В глазах Гуру мелькнуло понимание.

– Сон?..

– Почему любая биологическая форма жизни испытывает давление сна? Почему у нас есть безотказная защита в виде микросна, которая заставляет нас засыпать, даже если мы сопротивляемся изо всех сил? Что же такое важное и требующее уйму энергии делает наш мозг треть нашей жизни, что в конце каждого дня он, по сути, лишает нас сознания и парализует? Какое эволюционное преимущество может окупить риск, связанный с тем, что мозг отключается на треть суток? Скажу так, мой дорогой друг. Наш мозг делает все, чтобы сидящее в нас безумие не вырвалось наружу. Это правда. Я лично был свидетелем того, что происходит, если надолго лишить живое существо сна и микросна. Да, пока только на мышах, но сейчас…
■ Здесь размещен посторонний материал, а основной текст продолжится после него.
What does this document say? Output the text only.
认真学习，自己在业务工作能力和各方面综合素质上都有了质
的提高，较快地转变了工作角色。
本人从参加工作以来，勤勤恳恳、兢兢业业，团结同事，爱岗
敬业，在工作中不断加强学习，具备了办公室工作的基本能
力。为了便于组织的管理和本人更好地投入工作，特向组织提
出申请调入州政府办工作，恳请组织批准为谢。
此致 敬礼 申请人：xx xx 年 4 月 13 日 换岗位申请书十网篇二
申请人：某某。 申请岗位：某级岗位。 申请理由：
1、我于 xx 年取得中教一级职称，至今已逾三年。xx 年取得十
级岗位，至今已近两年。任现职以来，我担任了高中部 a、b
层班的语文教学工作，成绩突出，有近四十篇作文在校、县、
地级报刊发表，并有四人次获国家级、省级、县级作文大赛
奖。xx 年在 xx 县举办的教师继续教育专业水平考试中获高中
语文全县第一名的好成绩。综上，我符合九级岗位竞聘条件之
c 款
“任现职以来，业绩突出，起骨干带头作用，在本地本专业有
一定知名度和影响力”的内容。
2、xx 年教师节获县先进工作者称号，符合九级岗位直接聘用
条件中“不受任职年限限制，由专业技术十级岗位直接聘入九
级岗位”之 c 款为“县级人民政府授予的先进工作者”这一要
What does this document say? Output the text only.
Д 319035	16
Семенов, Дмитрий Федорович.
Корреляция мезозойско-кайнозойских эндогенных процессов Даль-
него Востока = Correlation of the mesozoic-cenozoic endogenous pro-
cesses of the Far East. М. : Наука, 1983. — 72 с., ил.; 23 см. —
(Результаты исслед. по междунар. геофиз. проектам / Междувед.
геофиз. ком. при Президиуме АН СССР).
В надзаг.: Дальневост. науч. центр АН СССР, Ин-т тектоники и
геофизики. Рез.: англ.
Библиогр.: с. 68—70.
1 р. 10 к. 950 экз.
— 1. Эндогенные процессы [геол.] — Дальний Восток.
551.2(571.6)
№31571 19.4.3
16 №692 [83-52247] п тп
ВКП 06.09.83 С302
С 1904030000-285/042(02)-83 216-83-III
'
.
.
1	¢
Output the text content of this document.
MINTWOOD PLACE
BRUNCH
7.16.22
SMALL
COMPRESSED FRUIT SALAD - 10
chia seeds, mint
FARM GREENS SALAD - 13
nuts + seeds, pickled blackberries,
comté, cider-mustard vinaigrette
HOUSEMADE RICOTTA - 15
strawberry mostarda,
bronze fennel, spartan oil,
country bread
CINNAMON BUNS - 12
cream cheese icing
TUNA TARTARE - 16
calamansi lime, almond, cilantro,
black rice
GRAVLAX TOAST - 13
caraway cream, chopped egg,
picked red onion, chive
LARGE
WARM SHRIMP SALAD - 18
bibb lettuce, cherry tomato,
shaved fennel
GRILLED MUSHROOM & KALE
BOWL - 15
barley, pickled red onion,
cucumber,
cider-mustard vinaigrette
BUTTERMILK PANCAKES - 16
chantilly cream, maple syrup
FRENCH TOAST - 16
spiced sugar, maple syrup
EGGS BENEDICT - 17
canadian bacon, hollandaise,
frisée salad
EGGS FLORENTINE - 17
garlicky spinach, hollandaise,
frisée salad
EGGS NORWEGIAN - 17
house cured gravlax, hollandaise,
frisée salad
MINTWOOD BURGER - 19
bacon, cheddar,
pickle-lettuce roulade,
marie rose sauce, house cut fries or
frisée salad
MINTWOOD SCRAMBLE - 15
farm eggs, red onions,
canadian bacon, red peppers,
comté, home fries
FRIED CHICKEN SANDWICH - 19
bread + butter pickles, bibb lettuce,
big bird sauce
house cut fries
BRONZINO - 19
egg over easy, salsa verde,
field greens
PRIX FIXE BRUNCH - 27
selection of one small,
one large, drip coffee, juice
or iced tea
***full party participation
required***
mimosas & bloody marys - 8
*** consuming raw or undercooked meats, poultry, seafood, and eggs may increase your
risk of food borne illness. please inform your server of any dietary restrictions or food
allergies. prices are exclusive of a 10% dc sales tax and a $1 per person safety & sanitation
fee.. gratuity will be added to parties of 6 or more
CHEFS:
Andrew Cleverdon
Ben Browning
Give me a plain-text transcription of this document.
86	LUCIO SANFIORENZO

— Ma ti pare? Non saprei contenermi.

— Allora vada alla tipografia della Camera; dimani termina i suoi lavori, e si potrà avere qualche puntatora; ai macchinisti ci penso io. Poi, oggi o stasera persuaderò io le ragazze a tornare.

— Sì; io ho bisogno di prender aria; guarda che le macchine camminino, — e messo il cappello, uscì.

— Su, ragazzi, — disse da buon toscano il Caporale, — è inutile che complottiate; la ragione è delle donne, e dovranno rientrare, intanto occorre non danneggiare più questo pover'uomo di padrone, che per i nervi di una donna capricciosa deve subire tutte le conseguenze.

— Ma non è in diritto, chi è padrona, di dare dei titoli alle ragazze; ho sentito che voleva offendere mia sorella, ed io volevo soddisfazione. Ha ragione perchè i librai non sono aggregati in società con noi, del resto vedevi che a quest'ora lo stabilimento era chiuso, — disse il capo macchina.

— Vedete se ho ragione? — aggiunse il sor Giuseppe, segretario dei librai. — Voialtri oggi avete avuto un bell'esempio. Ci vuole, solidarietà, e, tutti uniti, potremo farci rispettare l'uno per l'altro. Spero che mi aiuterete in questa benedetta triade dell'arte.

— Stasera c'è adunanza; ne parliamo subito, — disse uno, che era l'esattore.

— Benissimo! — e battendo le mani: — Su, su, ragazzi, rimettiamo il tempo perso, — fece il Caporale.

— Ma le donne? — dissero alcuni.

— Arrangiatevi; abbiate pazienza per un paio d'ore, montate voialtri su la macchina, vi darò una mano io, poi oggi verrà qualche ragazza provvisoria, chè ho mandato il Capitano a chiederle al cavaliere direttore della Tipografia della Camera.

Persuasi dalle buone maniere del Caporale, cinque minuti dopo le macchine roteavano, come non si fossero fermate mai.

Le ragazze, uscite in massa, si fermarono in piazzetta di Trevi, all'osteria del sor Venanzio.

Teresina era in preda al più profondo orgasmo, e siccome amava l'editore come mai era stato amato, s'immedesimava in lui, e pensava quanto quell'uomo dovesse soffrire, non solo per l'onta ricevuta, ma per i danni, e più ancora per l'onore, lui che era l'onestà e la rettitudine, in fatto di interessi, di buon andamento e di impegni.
Он посмотрел на замазанное экскрементами смотровое окно.

Гуру тоже посмотрел, и у него перехватило дыхание.

– Вы сказали, что Чед и Шэз не спят?

– Нет, Гуру, не спят.

– Они… заглянули за завесу матушки-природы?

Доктор Уоллис кивнул.

– И им нужна наша помощь.

* * *

– Чед, Шэрон, я вхожу, – объявил доктор Уоллис.

Он ответа не последовало, да он его и не ожидал.

Уоллис обернулся к Гуру:

– Придется поднатужиться и выдавить дверь.

– Как насчет смотрового окна? – спросил тот. – Не проще ли разбить его?

– Проще, конечно, но его потом не закроешь, и газ будет идти в это помещение. Давайте на счет «три» навалимся на дверь. Готовы?

Они навалились. С другой стороны двери раздался визг, похожий на скрежет металла о бетон.

– Толкай! – велел доктор Уоллис.

Дюйм за дюймом дверь подавалась. Наконец Уоллис увидел, что перед ней на боку лежит большой, семисотлитровый холодильник.

– Еще немного. Так, хватит. – Доктор оглядел узкое пространство между дверью и рамой. Пролезть можно. – Я иду первым.

Прижавшись спиной к двери, Уоллис оперся правым коленом на опрокинутый холодильник и стал протискиваться внутрь. Верхняя часть тела прошла в узкий проем, осталось только протащить ноги. Отряхнувшись, он окинул взглядом комнату.

– Вот черт, – выдохнул он.

* * *

Доктор Рой Уоллис подошел к центру лаборатории. Пахло в десять раз хуже, чем в самой грязной уборной, какую он имел несчастье посетить. Чед сидел в дальнем углу, у зоны отдыха, и наблюдал за ним. Глаза его светились недобрым светом. Но доктор Уоллис смотрел на Шэрон. Она лежала на кровати, на боку, обнаженная ниже пояса. Через центр лба тянулся прямой разрез от виска до виска – либо она сама постаралась, либо ей удружил Чед. Рана сильно кровоточила, окрашивая бо́льшую часть лица в красный цвет.